In einem folgenden Perspektivenwandel, vor allem bedingt durch das rasch-wachsende Interesse des E‑Commerce, wurden Plattformen als Teil eines zweiseitigen Marktes und somit Teil eines Ökosystems verstanden (Rysman 2009). Seither haben einige Literaturrecherchen das Design-Wissen aus empirischen Studien synthetisiert. Während Tsujimoto et al. (2018) durch ihre drei Schlüsselkonzepte zu „Multi-Actor Networks“ (S. 52) (Einbettung, Widerstandsfähigkeit, Evolutionsfähigkeit) bereits ein Grundverständnis zu wichtigen Optimierungsdimensionen von PÖs geschaffen haben, gehen andere Artikel im Bestreben eines Design-Leitfadens weiter. So synthetisieren Schreieck et al. (2016) acht grundlegende Designkonzepte (Unternehmerische Rolle, Umsatzverteilung, Grenzressourcen, Offenheit des PÖ, Kontrollmechanismen, Technisches Design, Kompetitive Strategie, Vertrauen) und deren konstituierender Aspekte. Diese sind zwar sowohl auf Komplementäre als auch Endnutzer anwendbar und in Plattformen mit direktem Kundenzugriff kontextualisiert, geben jedoch einige Ansatzpunkte auf das Design von DPÖs.
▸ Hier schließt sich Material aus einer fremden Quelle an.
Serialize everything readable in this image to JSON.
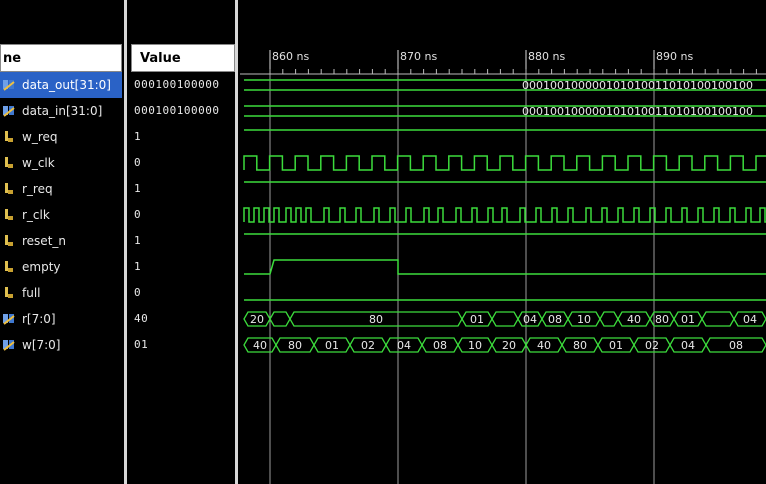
{
  "header": {
    "name_label": "ne",
    "value_label": "Value"
  },
  "time_ticks": [
    "860 ns",
    "870 ns",
    "880 ns",
    "890 ns"
  ],
  "signals": [
    {
      "name": "data_out[31:0]",
      "value": "000100100000",
      "icon": "bus-icon",
      "selected": true
    },
    {
      "name": "data_in[31:0]",
      "value": "000100100000",
      "icon": "bus-icon",
      "selected": false
    },
    {
      "name": "w_req",
      "value": "1",
      "icon": "wire-icon",
      "selected": false
    },
    {
      "name": "w_clk",
      "value": "0",
      "icon": "wire-icon",
      "selected": false
    },
    {
      "name": "r_req",
      "value": "1",
      "icon": "wire-icon",
      "selected": false
    },
    {
      "name": "r_clk",
      "value": "0",
      "icon": "wire-icon",
      "selected": false
    },
    {
      "name": "reset_n",
      "value": "1",
      "icon": "wire-icon",
      "selected": false
    },
    {
      "name": "empty",
      "value": "1",
      "icon": "wire-icon",
      "selected": false
    },
    {
      "name": "full",
      "value": "0",
      "icon": "wire-icon",
      "selected": false
    },
    {
      "name": "r[7:0]",
      "value": "40",
      "icon": "bus-icon",
      "selected": false
    },
    {
      "name": "w[7:0]",
      "value": "01",
      "icon": "bus-icon",
      "selected": false
    }
  ],
  "data_bus_text": "000100100000101010011010100100100",
  "r_bus_values": [
    "20",
    "",
    "80",
    "01",
    "",
    "04",
    "08",
    "10",
    "",
    "40",
    "80",
    "01",
    "",
    "04"
  ],
  "w_bus_values": [
    "40",
    "80",
    "01",
    "02",
    "04",
    "08",
    "10",
    "20",
    "40",
    "80",
    "01",
    "02",
    "04",
    "08"
  ],
  "colors": {
    "wave": "#3cdc3c",
    "selection": "#2a62c6",
    "cursor": "#cfcfcf"
  }
}
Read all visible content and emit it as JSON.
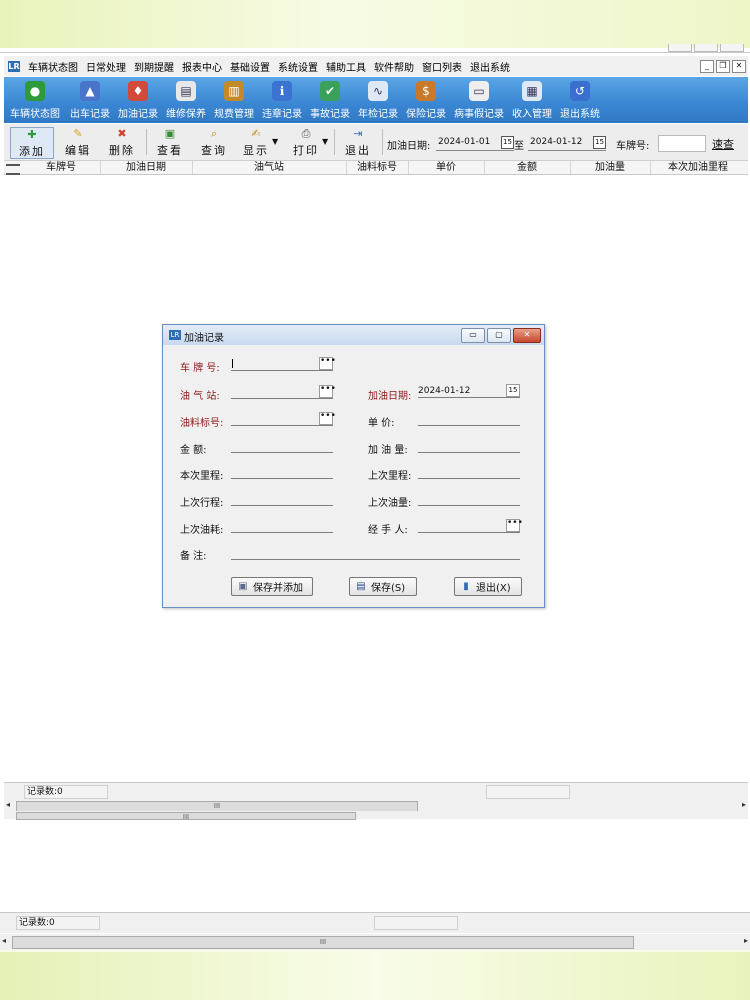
{
  "menu": {
    "items": [
      "车辆状态图",
      "日常处理",
      "到期提醒",
      "报表中心",
      "基础设置",
      "系统设置",
      "辅助工具",
      "软件帮助",
      "窗口列表",
      "退出系统"
    ],
    "app_icon": "LR"
  },
  "modules": [
    {
      "label": "车辆状态图",
      "icon": "vehicle-status-icon",
      "color": "#2e9a3a",
      "glyph": "●"
    },
    {
      "label": "出车记录",
      "icon": "dispatch-icon",
      "color": "#4a74c9",
      "glyph": "▲"
    },
    {
      "label": "加油记录",
      "icon": "fuel-icon",
      "color": "#d24a3a",
      "glyph": "♦"
    },
    {
      "label": "维修保养",
      "icon": "maintenance-icon",
      "color": "#e8e8e8",
      "glyph": "▤"
    },
    {
      "label": "规费管理",
      "icon": "fees-icon",
      "color": "#c48a2a",
      "glyph": "▥"
    },
    {
      "label": "违章记录",
      "icon": "violation-icon",
      "color": "#3a74d0",
      "glyph": "ℹ"
    },
    {
      "label": "事故记录",
      "icon": "accident-icon",
      "color": "#3aa05a",
      "glyph": "✔"
    },
    {
      "label": "年检记录",
      "icon": "inspection-icon",
      "color": "#dfe8f5",
      "glyph": "∿"
    },
    {
      "label": "保险记录",
      "icon": "insurance-icon",
      "color": "#c87a2a",
      "glyph": "$"
    },
    {
      "label": "病事假记录",
      "icon": "leave-icon",
      "color": "#eeeeee",
      "glyph": "▭"
    },
    {
      "label": "收入管理",
      "icon": "income-icon",
      "color": "#dfe8f5",
      "glyph": "▦"
    },
    {
      "label": "退出系统",
      "icon": "exit-icon",
      "color": "#3a6fd0",
      "glyph": "↺"
    }
  ],
  "actions": [
    {
      "label": "添加",
      "icon": "add-icon",
      "glyph": "✚"
    },
    {
      "label": "编辑",
      "icon": "edit-icon",
      "glyph": "✎"
    },
    {
      "label": "删除",
      "icon": "delete-icon",
      "glyph": "✖"
    },
    {
      "label": "查看",
      "icon": "view-icon",
      "glyph": "▣"
    },
    {
      "label": "查询",
      "icon": "query-icon",
      "glyph": "⌕"
    },
    {
      "label": "显示",
      "icon": "display-icon",
      "glyph": "✍"
    },
    {
      "label": "打印",
      "icon": "print-icon",
      "glyph": "⎙"
    },
    {
      "label": "退出",
      "icon": "exit-door-icon",
      "glyph": "⇥"
    }
  ],
  "filter": {
    "date_label": "加油日期:",
    "date_from": "2024-01-01",
    "to_label": "至",
    "date_to": "2024-01-12",
    "plate_label": "车牌号:",
    "plate_value": "",
    "fast_search": "速查",
    "cal_glyph": "15"
  },
  "grid": {
    "columns": [
      "车牌号",
      "加油日期",
      "油气站",
      "油料标号",
      "单价",
      "金额",
      "加油量",
      "本次加油里程"
    ]
  },
  "status": {
    "record_count": "记录数:0"
  },
  "dialog": {
    "title": "加油记录",
    "app_icon": "LR",
    "fields": {
      "plate": {
        "label": "车 牌 号:",
        "value": ""
      },
      "station": {
        "label": "油 气 站:",
        "value": ""
      },
      "fuel_date": {
        "label": "加油日期:",
        "value": "2024-01-12"
      },
      "grade": {
        "label": "油料标号:",
        "value": ""
      },
      "unit_price": {
        "label": "单    价:",
        "value": ""
      },
      "amount": {
        "label": "金    额:",
        "value": ""
      },
      "volume": {
        "label": "加 油 量:",
        "value": ""
      },
      "mileage_now": {
        "label": "本次里程:",
        "value": ""
      },
      "mileage_last": {
        "label": "上次里程:",
        "value": ""
      },
      "trip_last": {
        "label": "上次行程:",
        "value": ""
      },
      "fuel_last": {
        "label": "上次油量:",
        "value": ""
      },
      "consumption_last": {
        "label": "上次油耗:",
        "value": ""
      },
      "handler": {
        "label": "经 手 人:",
        "value": ""
      },
      "remark": {
        "label": "备    注:",
        "value": ""
      }
    },
    "ellipsis": "•••",
    "buttons": {
      "save_add": "保存并添加",
      "save": "保存(S)",
      "exit": "退出(X)"
    }
  }
}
So werden beispielsweise Plattform-Rollen unter anderem durch die Beziehung zwischen Komplementären verstanden (Bullinger et al. 2012), oder die Offenheit eines PÖ aus einer dynamischen Perspektive beleuchtet (Homscheid et al. 2015). Jedoch sind auch hier viele Aspekte nicht auf DPÖs übertragbar, wie z. B. Umsatzverteilung (da über ein DPÖ kein direkter Umsatz generiert wird), oder Grenzressourcen (da Daten als Hauptressource multiplizierbar sind).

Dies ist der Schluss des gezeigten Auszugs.